What I do mean is for people to be gracious enough to understand that someone is not going to agree with you. Don’t belittle someone, even if you think they are the most confused, dim-witted, misinformed human being on Earth. It works both ways across the board. Those who purposely chose not to believe in any god may not understand those people who do live a life devoted to a higher being, but that doesn’t give them the right to assume themselves superior–even if they think they have all the evidence of the Earth on their side. Similarly, those who adhere to a religion would do well to remember that they are often called to love those who oppose them (depending on what faith system you operate from), and just because you think you worship the right god doesn’t give you a right to turn up your nose at someone who doesn’t agree with you–even if you think you have all the evidence of the heavens on your side.
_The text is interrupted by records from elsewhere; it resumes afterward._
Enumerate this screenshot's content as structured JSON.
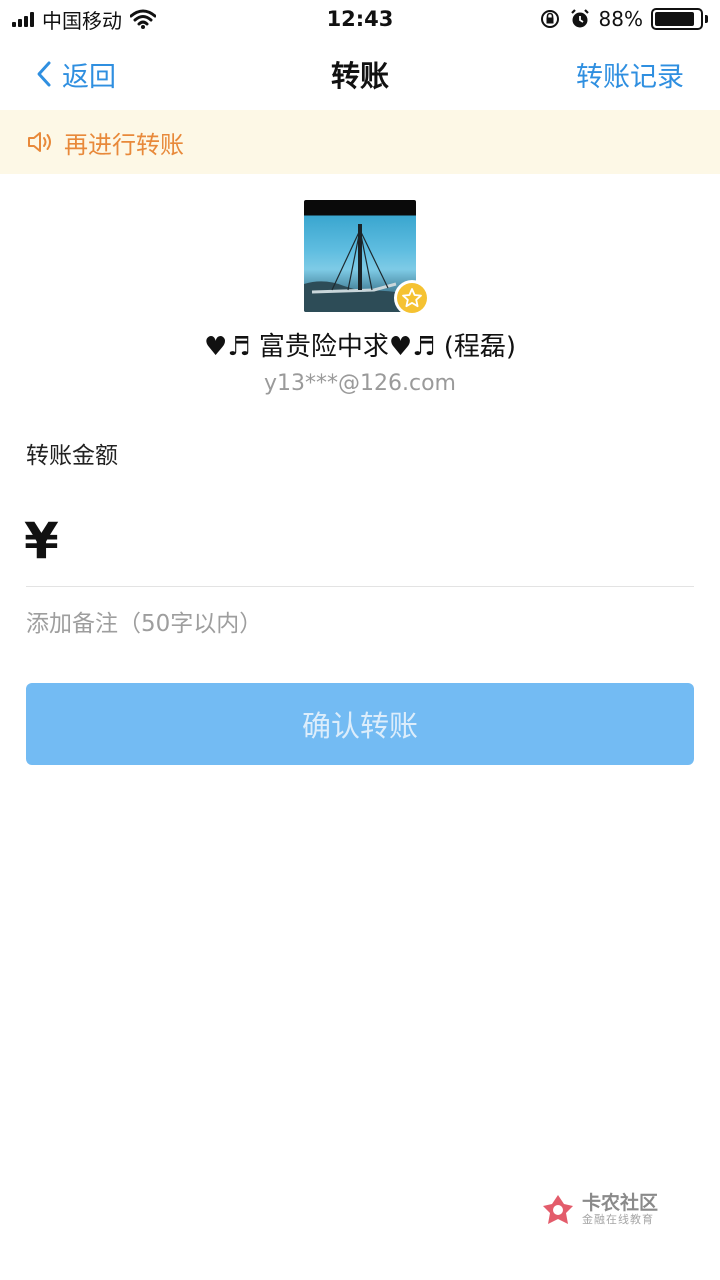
{
  "status_bar": {
    "carrier": "中国移动",
    "time": "12:43",
    "battery_percent": "88%",
    "battery_level": 0.88,
    "icons": [
      "signal-icon",
      "wifi-icon",
      "rotation-lock-icon",
      "alarm-icon",
      "battery-icon"
    ]
  },
  "nav": {
    "back_label": "返回",
    "title": "转账",
    "right_label": "转账记录"
  },
  "notice": {
    "text": "再进行转账",
    "icon": "speaker-icon",
    "color": "#e8893a"
  },
  "recipient": {
    "name": "♥♬ 富贵险中求♥♬ (程磊)",
    "email": "y13***@126.com",
    "badge_icon": "star-icon"
  },
  "transfer": {
    "amount_label": "转账金额",
    "currency_symbol": "¥",
    "amount_value": "",
    "remark_placeholder": "添加备注（50字以内）"
  },
  "confirm_button": {
    "label": "确认转账",
    "color": "#73bbf3"
  },
  "watermark": {
    "title": "卡农社区",
    "subtitle": "金融在线教育"
  },
  "colors": {
    "accent": "#2f8fe0",
    "notice_bg": "#fdf8e6"
  }
}
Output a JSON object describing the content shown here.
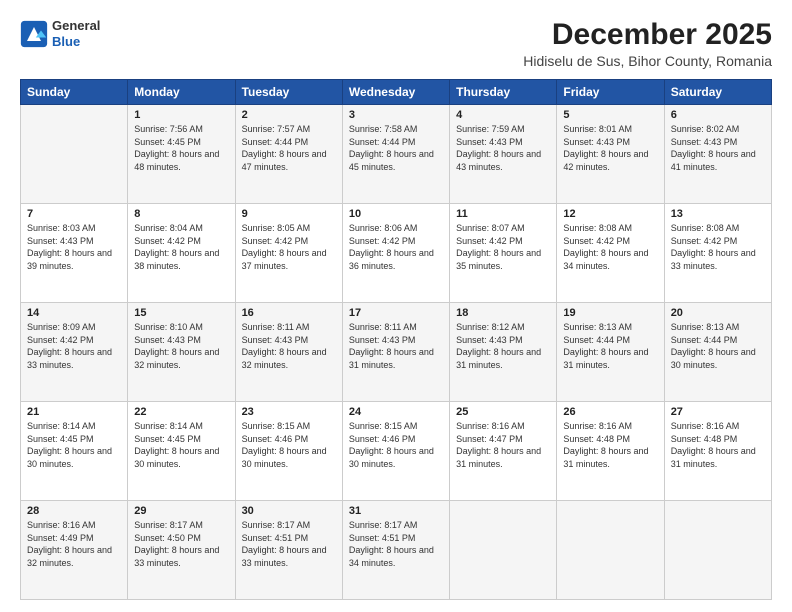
{
  "header": {
    "logo_general": "General",
    "logo_blue": "Blue",
    "main_title": "December 2025",
    "subtitle": "Hidiselu de Sus, Bihor County, Romania"
  },
  "columns": [
    "Sunday",
    "Monday",
    "Tuesday",
    "Wednesday",
    "Thursday",
    "Friday",
    "Saturday"
  ],
  "weeks": [
    [
      {
        "day": "",
        "sunrise": "",
        "sunset": "",
        "daylight": ""
      },
      {
        "day": "1",
        "sunrise": "Sunrise: 7:56 AM",
        "sunset": "Sunset: 4:45 PM",
        "daylight": "Daylight: 8 hours and 48 minutes."
      },
      {
        "day": "2",
        "sunrise": "Sunrise: 7:57 AM",
        "sunset": "Sunset: 4:44 PM",
        "daylight": "Daylight: 8 hours and 47 minutes."
      },
      {
        "day": "3",
        "sunrise": "Sunrise: 7:58 AM",
        "sunset": "Sunset: 4:44 PM",
        "daylight": "Daylight: 8 hours and 45 minutes."
      },
      {
        "day": "4",
        "sunrise": "Sunrise: 7:59 AM",
        "sunset": "Sunset: 4:43 PM",
        "daylight": "Daylight: 8 hours and 43 minutes."
      },
      {
        "day": "5",
        "sunrise": "Sunrise: 8:01 AM",
        "sunset": "Sunset: 4:43 PM",
        "daylight": "Daylight: 8 hours and 42 minutes."
      },
      {
        "day": "6",
        "sunrise": "Sunrise: 8:02 AM",
        "sunset": "Sunset: 4:43 PM",
        "daylight": "Daylight: 8 hours and 41 minutes."
      }
    ],
    [
      {
        "day": "7",
        "sunrise": "Sunrise: 8:03 AM",
        "sunset": "Sunset: 4:43 PM",
        "daylight": "Daylight: 8 hours and 39 minutes."
      },
      {
        "day": "8",
        "sunrise": "Sunrise: 8:04 AM",
        "sunset": "Sunset: 4:42 PM",
        "daylight": "Daylight: 8 hours and 38 minutes."
      },
      {
        "day": "9",
        "sunrise": "Sunrise: 8:05 AM",
        "sunset": "Sunset: 4:42 PM",
        "daylight": "Daylight: 8 hours and 37 minutes."
      },
      {
        "day": "10",
        "sunrise": "Sunrise: 8:06 AM",
        "sunset": "Sunset: 4:42 PM",
        "daylight": "Daylight: 8 hours and 36 minutes."
      },
      {
        "day": "11",
        "sunrise": "Sunrise: 8:07 AM",
        "sunset": "Sunset: 4:42 PM",
        "daylight": "Daylight: 8 hours and 35 minutes."
      },
      {
        "day": "12",
        "sunrise": "Sunrise: 8:08 AM",
        "sunset": "Sunset: 4:42 PM",
        "daylight": "Daylight: 8 hours and 34 minutes."
      },
      {
        "day": "13",
        "sunrise": "Sunrise: 8:08 AM",
        "sunset": "Sunset: 4:42 PM",
        "daylight": "Daylight: 8 hours and 33 minutes."
      }
    ],
    [
      {
        "day": "14",
        "sunrise": "Sunrise: 8:09 AM",
        "sunset": "Sunset: 4:42 PM",
        "daylight": "Daylight: 8 hours and 33 minutes."
      },
      {
        "day": "15",
        "sunrise": "Sunrise: 8:10 AM",
        "sunset": "Sunset: 4:43 PM",
        "daylight": "Daylight: 8 hours and 32 minutes."
      },
      {
        "day": "16",
        "sunrise": "Sunrise: 8:11 AM",
        "sunset": "Sunset: 4:43 PM",
        "daylight": "Daylight: 8 hours and 32 minutes."
      },
      {
        "day": "17",
        "sunrise": "Sunrise: 8:11 AM",
        "sunset": "Sunset: 4:43 PM",
        "daylight": "Daylight: 8 hours and 31 minutes."
      },
      {
        "day": "18",
        "sunrise": "Sunrise: 8:12 AM",
        "sunset": "Sunset: 4:43 PM",
        "daylight": "Daylight: 8 hours and 31 minutes."
      },
      {
        "day": "19",
        "sunrise": "Sunrise: 8:13 AM",
        "sunset": "Sunset: 4:44 PM",
        "daylight": "Daylight: 8 hours and 31 minutes."
      },
      {
        "day": "20",
        "sunrise": "Sunrise: 8:13 AM",
        "sunset": "Sunset: 4:44 PM",
        "daylight": "Daylight: 8 hours and 30 minutes."
      }
    ],
    [
      {
        "day": "21",
        "sunrise": "Sunrise: 8:14 AM",
        "sunset": "Sunset: 4:45 PM",
        "daylight": "Daylight: 8 hours and 30 minutes."
      },
      {
        "day": "22",
        "sunrise": "Sunrise: 8:14 AM",
        "sunset": "Sunset: 4:45 PM",
        "daylight": "Daylight: 8 hours and 30 minutes."
      },
      {
        "day": "23",
        "sunrise": "Sunrise: 8:15 AM",
        "sunset": "Sunset: 4:46 PM",
        "daylight": "Daylight: 8 hours and 30 minutes."
      },
      {
        "day": "24",
        "sunrise": "Sunrise: 8:15 AM",
        "sunset": "Sunset: 4:46 PM",
        "daylight": "Daylight: 8 hours and 30 minutes."
      },
      {
        "day": "25",
        "sunrise": "Sunrise: 8:16 AM",
        "sunset": "Sunset: 4:47 PM",
        "daylight": "Daylight: 8 hours and 31 minutes."
      },
      {
        "day": "26",
        "sunrise": "Sunrise: 8:16 AM",
        "sunset": "Sunset: 4:48 PM",
        "daylight": "Daylight: 8 hours and 31 minutes."
      },
      {
        "day": "27",
        "sunrise": "Sunrise: 8:16 AM",
        "sunset": "Sunset: 4:48 PM",
        "daylight": "Daylight: 8 hours and 31 minutes."
      }
    ],
    [
      {
        "day": "28",
        "sunrise": "Sunrise: 8:16 AM",
        "sunset": "Sunset: 4:49 PM",
        "daylight": "Daylight: 8 hours and 32 minutes."
      },
      {
        "day": "29",
        "sunrise": "Sunrise: 8:17 AM",
        "sunset": "Sunset: 4:50 PM",
        "daylight": "Daylight: 8 hours and 33 minutes."
      },
      {
        "day": "30",
        "sunrise": "Sunrise: 8:17 AM",
        "sunset": "Sunset: 4:51 PM",
        "daylight": "Daylight: 8 hours and 33 minutes."
      },
      {
        "day": "31",
        "sunrise": "Sunrise: 8:17 AM",
        "sunset": "Sunset: 4:51 PM",
        "daylight": "Daylight: 8 hours and 34 minutes."
      },
      {
        "day": "",
        "sunrise": "",
        "sunset": "",
        "daylight": ""
      },
      {
        "day": "",
        "sunrise": "",
        "sunset": "",
        "daylight": ""
      },
      {
        "day": "",
        "sunrise": "",
        "sunset": "",
        "daylight": ""
      }
    ]
  ]
}
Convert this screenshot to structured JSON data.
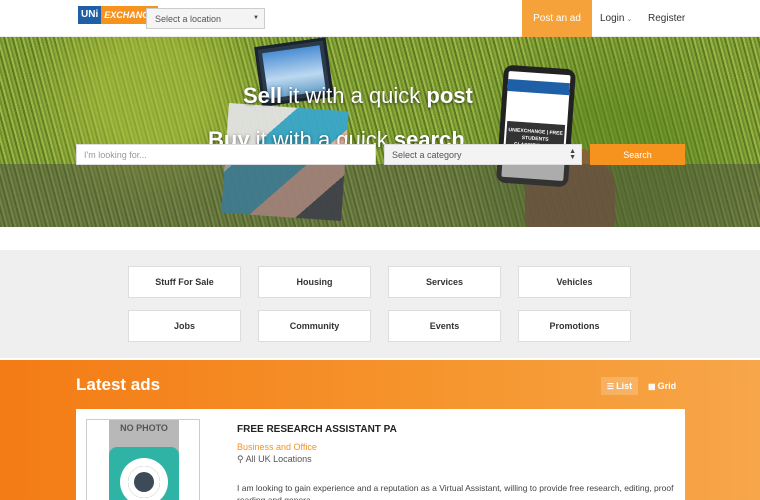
{
  "header": {
    "logo_part1": "UNi",
    "logo_part2": "EXCHANGE",
    "location_placeholder": "Select a location",
    "post_ad": "Post an ad",
    "login": "Login",
    "register": "Register"
  },
  "hero": {
    "line1_strong": "Sell",
    "line1_rest": " it with a quick ",
    "line1_end": "post",
    "line2_strong": "Buy",
    "line2_rest": " it with a quick ",
    "line2_end": "search",
    "phone_text": "UNIEXCHANGE | FREE STUDENTS CLASSIFIED ADS",
    "search_placeholder": "I'm looking for...",
    "category_placeholder": "Select a category",
    "search_button": "Search"
  },
  "categories": [
    "Stuff For Sale",
    "Housing",
    "Services",
    "Vehicles",
    "Jobs",
    "Community",
    "Events",
    "Promotions"
  ],
  "latest": {
    "title": "Latest ads",
    "list_label": "List",
    "grid_label": "Grid"
  },
  "ad": {
    "photo_label": "NO PHOTO",
    "title": "FREE RESEARCH ASSISTANT PA",
    "category": "Business and Office",
    "location": "All UK Locations",
    "description": "I am looking to gain experience and a reputation as a Virtual Assistant, willing to provide free research, editing, proof reading and genera..."
  },
  "colors": {
    "accent": "#f6921e",
    "brand_blue": "#1f5fa8"
  }
}
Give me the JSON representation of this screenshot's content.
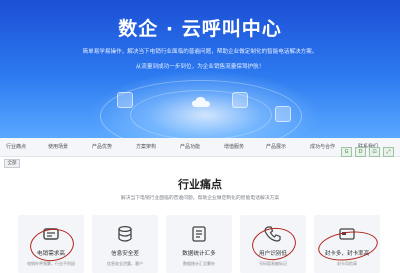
{
  "hero": {
    "title": "数企 · 云呼叫中心",
    "subtitle_line1": "简单易学易操作，解决当下电销行业面临的普遍问题，帮助企业做定制化的智能电话解决方案。",
    "subtitle_line2": "从流量到成功一步到位，为企业销售流量保驾护航！"
  },
  "nav": {
    "items": [
      "行业痛点",
      "使用场景",
      "产品优势",
      "方案架构",
      "产品功能",
      "增值服务",
      "产品展示",
      "成功与合作",
      "联系我们"
    ],
    "tools": [
      "G",
      "D",
      "⊡",
      "⤢"
    ],
    "tag": "全部"
  },
  "pain_points": {
    "title": "行业痛点",
    "subtitle": "解决当下电销行业面临的普遍问题，帮助企业做定制化的智能电话解决方案",
    "cards": [
      {
        "label": "电销需求高",
        "desc": "电销外呼频繁，行业不利因"
      },
      {
        "label": "信息安全差",
        "desc": "信息安全泄露，客户"
      },
      {
        "label": "数据统计汇多",
        "desc": "数据统计汇总繁杂"
      },
      {
        "label": "用户识别低",
        "desc": "号码容易被标记"
      },
      {
        "label": "封卡多，封卡率高",
        "desc": "封卡风险高"
      }
    ]
  },
  "colors": {
    "hero_top": "#1c4fd6",
    "hero_bottom": "#5aa8ff",
    "annotation": "#b3261e"
  }
}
I will make one notable exception in my plea for mutual respect because I can’t offer it myself–I refuse to respect a viewpoint that demands hurting innocent people. I think many Muslims would agree that a few extremists nearly ruined the image of all of Islam; though I can respect a Muslim view, I do not respect the distorted militant view. Similarly, Christians have faced battles with a few extremists hiding in cults or massive groups of idiots parading in sheets and masks using a twisted version of their faith to justify racist bigotry. There is no way I can justify that no matter how hard I try (…not that I really tried that hard…or tried at all…)

Before you fire away the comments pointing out where I need to take my own advice, let me assure that I am well aware that more than once I have most definitely responded to those with a different belief from me (particularly atheism) with an unhealthy dose of scorn. In fact, part of my reasoning behind this post is recalling my own instances of bad behavior. Recently, I have taken to following an atheist blogger just so I could be a bit more educated on his side of the matter. The only thing is, his comments section gets intense sometimes. I try to stop myself from joining the rabble, especially when I have a counter-argument to something either the blog or one of the comments said, but the problem is, I’m opinionated and have little/no self-control. Let’s add that to the fact that, in this setting especially, people are far less likely to use common manners. Things I would never say to someone’s face I am way more likely to blurt out when they only know me as a little icon and screen name. I’m guessing the same is true for many others out there, or at least I would hope that all of that wouldn’t be said to someone’s face! But what all those comments always boil down is people berating each other. Christian vs. atheist especially; I can’t think whether I’ve seen any people from other faiths challenging the said opinions, but I could easily have missed those. But anyway, both the Christian and the atheist/agnostic camps dive into belittling each other’s beliefs, intelligence, knowledge and all sorts of territories. And let me assure you, neither side is doing their campaign any good. Some of the arguments may be well thought out and well written, but emotion is running so high it doesn’t matter. Both sides lit each other’s fuses bcause of a complete lack of respect for each other. Absolutely ridiculous. But I have to admit that I’ve joined the madness more than once, and I share the blame with anyone else who realizes the error a lack of respect (and good heavens, tact!) can bring. (As a side note, the blogger himself tends to be a little more respectful than the commentators, which is why I will read his page. He at least gives reasoning for what he believes. It’s kind of pointless to read an atheist blogger who just sits and whines about “delusional” Christians with nothing to support his insults. That’s totally the way to get people to abandon their faith and join his side.)

Good golly I’ve been droning again.

Ok, well to conclude this, even if the context was technically race, I’ll end with the words of the distinguishedly handsome Denzel in Remember the Titans, “You don’t have to like each other. But you will respect each other.” C’mon folks, it’s really not that hard. You don’t have to believe, like, or understand someone else’s faith, but for pity’s sake, we can get along.